Reviewed by Fredrik Filipsson · Visited Q1 2026
Lead Curator, Restaurants for Kings
The Cafe
The terrace premium at Caffe Rivoire is the most justified surcharge in European cafe culture. You pay more than you would at an interior seat or at the bar — and you receive, in return, a direct and unobstructed view across Piazza della Signoria to the Palazzo Vecchio, the medieval tower that has defined Florence's civic identity since 1314. To the right, the Loggia dei Lanzi shelters Perseus by Cellini and the Rape of the Sabine Women by Giambologna. Behind the square, the long arcade of the Uffizi leads toward the Arno. The terrace at Caffe Rivoire surveys all of it from the corner it has occupied since 1872.
Enrico Rivoire founded the establishment as a chocolatier of the House of Savoy — a royal appointment that gave him access to the finest raw materials and a clientele with exacting standards. The chocolate production has continued without interruption, and the hot chocolate for which Rivoire is celebrated in every guide to Florence is genuinely remarkable: thick in the way that hot chocolate has no business being in most establishments, dark with the bitterness of properly sourced cacao, and served with the kind of unselfconscious seriousness that suggests the kitchen believes this is the correct temperature, texture, and flavour and is not interested in discussing alternatives.
The patisserie selection changes seasonally but maintains the standard of a kitchen that has been producing pastry longer than most of its competitors have existed. The coffee is excellent — a bar where espresso is an institution rather than a convenience. At lunch, the menu extends to light plates: crostini, salads, club sandwiches prepared with the ingredients of a kitchen that does not cut corners even on a tourist-facing summer menu.
The interior is art nouveau in its bones — the original fittings, the wood panelling, the glass cases displaying the chocolate collection — and feels like a room that has arrived at its current state through continuous use rather than period restoration. In winter, when the square empties and the light drops early, the interior is the correct choice: warm, unhurried, and carrying the specific atmosphere of a room that has been the same room for a very long time.

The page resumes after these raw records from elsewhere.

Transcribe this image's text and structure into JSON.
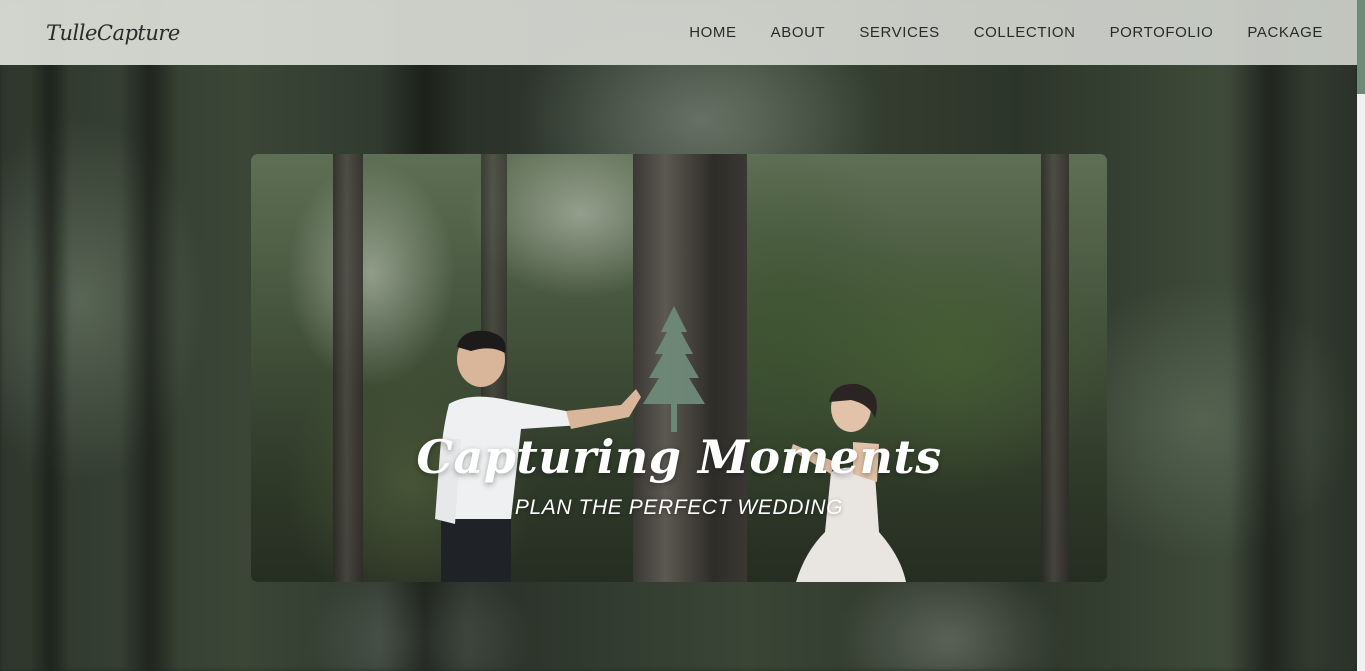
{
  "header": {
    "logo": "TulleCapture",
    "nav": [
      "HOME",
      "ABOUT",
      "SERVICES",
      "COLLECTION",
      "PORTOFOLIO",
      "PACKAGE"
    ]
  },
  "hero": {
    "title": "Capturing Moments",
    "subtitle": "PLAN THE PERFECT WEDDING",
    "icon": "pine-tree-icon"
  },
  "colors": {
    "accent": "#6f8a78",
    "header_bg": "#d8dad4",
    "text_dark": "#2a2a2a"
  }
}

Why Caffe Rivoire Is Florence's Best Solo Pause
The solo traveller in Florence navigates a city designed for pairs and groups — museums queued with tour parties, restaurants optimised for reservations of two or four, the social logic of the piazza oriented around companionship. Caffe Rivoire provides the counterpoint: a solo seat on the terrace with the greatest view in the city, a hot chocolate that requires no company to appreciate, and a room whose history is sufficient conversation in itself. For the solo diner who has spent the morning in the Uffizi or the Bargello, the Rivoire terrace in the early afternoon — when the lunch crowd has cleared and the tour groups have moved on — is among the most civilised hours available in Florence.
What to Order
The hot chocolate is compulsory on any visit between October and April. In summer, the granita di caffe with cream is the correct alternative. The espresso at the bar is cheaper and, if you are passing rather than staying, worth taking standing in the Florentine manner. If seated on the terrace, the house aperitivo in the late afternoon — Negroni or Aperol Spritz, with the square as the backdrop — represents the most pleasant ninety minutes available in the city. The patisserie beside the coffee is not optional.